No es la única tontería que sale de su boca, también me dice que no beba mucho y me pregunta la hora a la que volveré. Miro a mi madre pidiéndole que intervenga, es ridículo que le tenga que dar explicaciones a su novio cuando no se las daba ni al controlador de mi padre cuando tenía edad de que me las exigiera.

—Por cierto, qué guapa te has puesto, ¿no? —prosigue, el muy imbécil.

Ha dejado de mirarme para comenzar a verme. Nerviosa, tiro del vestido para tapar mis muslos, preguntándome si acaso no será demasiado corto.

—¿Por qué lo dices? —pregunto a la defensiva revisándome entera, desde las tiras en mis hombros hasta los costados de mis botas militares.

—Porque estás muy guapa —contesta sin más, atrayendo a mi madre contra su pecho mientras le da un besito en la sien—. ¿Verdad que está guapísima?

Tiene la nariz hundida en su cabello y sonríe como si se tratara de alguna clase de juego mientras que ella me estudia como si no fuera su hija. Por cómo me mira no sé si está celosa o si solo quiere que me marche de una vez.

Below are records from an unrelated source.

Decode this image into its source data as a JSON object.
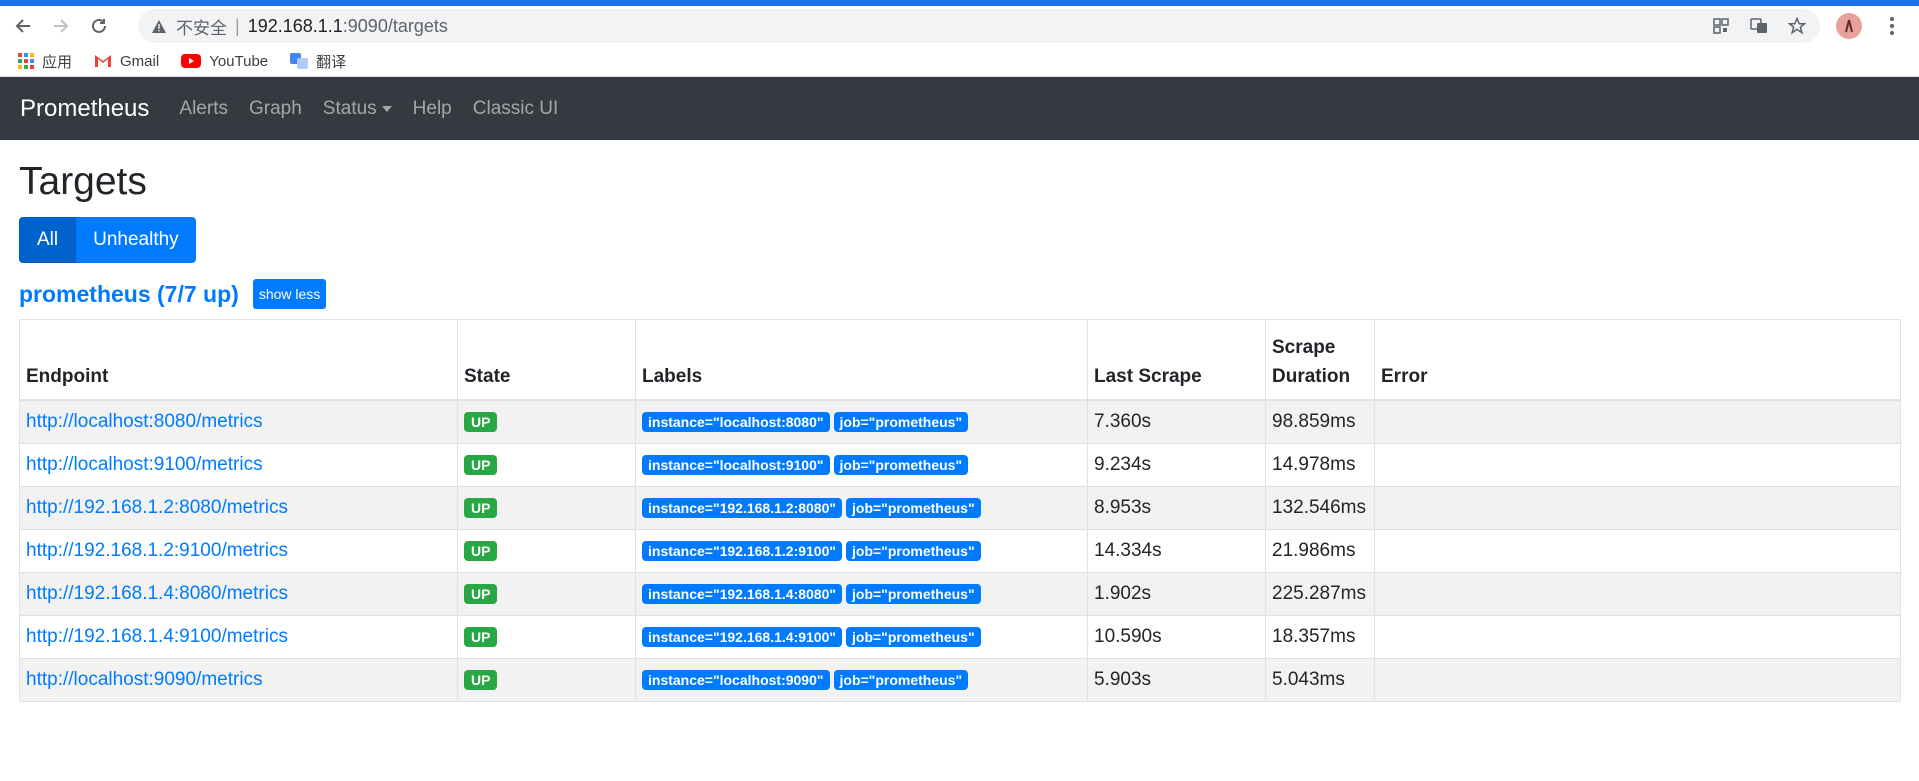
{
  "browser": {
    "insecure_label": "不安全",
    "url_host": "192.168.1.1",
    "url_rest": ":9090/targets",
    "bookmarks": [
      {
        "label": "应用"
      },
      {
        "label": "Gmail"
      },
      {
        "label": "YouTube"
      },
      {
        "label": "翻译"
      }
    ]
  },
  "navbar": {
    "brand": "Prometheus",
    "links": [
      "Alerts",
      "Graph",
      "Status",
      "Help",
      "Classic UI"
    ]
  },
  "page": {
    "title": "Targets",
    "filters": {
      "all": "All",
      "unhealthy": "Unhealthy"
    },
    "job": {
      "title": "prometheus (7/7 up)",
      "toggle_label": "show less"
    }
  },
  "table": {
    "headers": {
      "endpoint": "Endpoint",
      "state": "State",
      "labels": "Labels",
      "last_scrape": "Last Scrape",
      "scrape_duration_1": "Scrape",
      "scrape_duration_2": "Duration",
      "error": "Error"
    },
    "rows": [
      {
        "endpoint": "http://localhost:8080/metrics",
        "state": "UP",
        "instance": "instance=\"localhost:8080\"",
        "job": "job=\"prometheus\"",
        "last_scrape": "7.360s",
        "duration": "98.859ms",
        "error": ""
      },
      {
        "endpoint": "http://localhost:9100/metrics",
        "state": "UP",
        "instance": "instance=\"localhost:9100\"",
        "job": "job=\"prometheus\"",
        "last_scrape": "9.234s",
        "duration": "14.978ms",
        "error": ""
      },
      {
        "endpoint": "http://192.168.1.2:8080/metrics",
        "state": "UP",
        "instance": "instance=\"192.168.1.2:8080\"",
        "job": "job=\"prometheus\"",
        "last_scrape": "8.953s",
        "duration": "132.546ms",
        "error": ""
      },
      {
        "endpoint": "http://192.168.1.2:9100/metrics",
        "state": "UP",
        "instance": "instance=\"192.168.1.2:9100\"",
        "job": "job=\"prometheus\"",
        "last_scrape": "14.334s",
        "duration": "21.986ms",
        "error": ""
      },
      {
        "endpoint": "http://192.168.1.4:8080/metrics",
        "state": "UP",
        "instance": "instance=\"192.168.1.4:8080\"",
        "job": "job=\"prometheus\"",
        "last_scrape": "1.902s",
        "duration": "225.287ms",
        "error": ""
      },
      {
        "endpoint": "http://192.168.1.4:9100/metrics",
        "state": "UP",
        "instance": "instance=\"192.168.1.4:9100\"",
        "job": "job=\"prometheus\"",
        "last_scrape": "10.590s",
        "duration": "18.357ms",
        "error": ""
      },
      {
        "endpoint": "http://localhost:9090/metrics",
        "state": "UP",
        "instance": "instance=\"localhost:9090\"",
        "job": "job=\"prometheus\"",
        "last_scrape": "5.903s",
        "duration": "5.043ms",
        "error": ""
      }
    ]
  },
  "colors": {
    "navbar_bg": "#343a40",
    "link": "#007bff",
    "up_badge": "#28a745",
    "label_badge": "#007bff"
  }
}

—Llego tarde, me voy ya, hasta mañana —me disculpo.

—Que vaya bien —se despide Álex, con los labios cerca del oído de ella.

Pocas personas han reclamado mi compañía como hace él con ella. Iván, por ejemplo, nunca lo hizo. Sacudo la cabeza, no quiero seguir pensando en Iván, ni en Álex. Tengo la sensación de que follarán ahí mismo tan pronto como cierre la puerta.

Qué asco. Intento espantar esa idea de mi cabeza antes de que tome forma.